Tall Mass Timber Buildings Could be on Horizon After ICC Vote to Change Building Code

Cross Laminated Timber via the US Department of Agriculture

Cross Laminated Timber via the US Department of Agriculture

Tall buildings made with structural timber, or “mass timber buildings,” have been on the rise in Canada and European countries in recent years, but the United States has been slower to adopt the method due to code restrictions. The state of Oregon recently released an addendum to their building code to allow taller mass timber buildings in the state and an upcoming International Code Council (ICC) vote could encourage more states to follow suit.

14 mass timber code change proposals were approved at an ICC public comment hearing in Richmond, VA on October 24, 2018.  This month, the proposed changes will undergo a period of online voting, with the results expected to be released in December. If approved, the changes would be added to the International Building Code (IBC) in 2021.

The ICC proposal would add three new types of construction:

  • Type IV A: up to 18 stories high and 270 feet tall

  • Type IV B: up to 12 stories high and 180 feet tall

  • Type IV C: up to 9 stories high and 85 feet tall

Kenneth Bland, Vice President of Codes & Regulations for the American Wood Council (AWC) issued this statement after the approval at the public comment hearing:

“ICC’s Ad hoc Committee on Tall Wood Buildings studied mass timber construction for two years prior to introducing these code change proposals, including conducting numerous fire performance tests. The result of that rigorous process is that each of the new proposed construction types has had its fire and life safety performance confirmed, resulting in a robust building performance.

“Other nations have already seen the benefits of tall wood construction – from the low carbon footprint, ease of construction and reduced construction time. The tremendous support of tall mass timber construction seen at the ICC public comment hearings, and the positive outcome, is one more important step toward advancement of tall wood in the United States.”

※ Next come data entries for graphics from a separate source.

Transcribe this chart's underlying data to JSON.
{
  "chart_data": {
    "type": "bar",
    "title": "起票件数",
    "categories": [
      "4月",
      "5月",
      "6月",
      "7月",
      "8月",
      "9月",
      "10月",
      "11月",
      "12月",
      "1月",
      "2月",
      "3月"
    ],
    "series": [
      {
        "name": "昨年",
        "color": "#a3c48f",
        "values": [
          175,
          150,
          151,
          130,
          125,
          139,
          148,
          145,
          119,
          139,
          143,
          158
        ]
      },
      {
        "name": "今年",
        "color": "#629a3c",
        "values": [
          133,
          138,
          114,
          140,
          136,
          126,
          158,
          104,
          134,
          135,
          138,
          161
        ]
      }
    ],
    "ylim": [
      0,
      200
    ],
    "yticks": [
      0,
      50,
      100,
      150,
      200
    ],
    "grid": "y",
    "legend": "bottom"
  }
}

The wood industry is clearly in favor of the changes to the building code.  The cement and concrete industries, on the other hand, is not so excited about the developments.  In addition to the National Ready Mixed Concrete Association building a website called Build With Strength specifically to tout the benefits of concrete and the downfalls of wood, the Portland Cement Association (PCA) is endorsing another website called Stop Tall Wood, which serves the same purpose as Build With Strength.

Even if the proposals are approved and the IBC changes take effect in 2021, local jurisdictions will still have the option to adopt the changes or not.  The battles between the wood industry and the concrete industry will undoubtedly wage on in the trenches of local governments for years to come.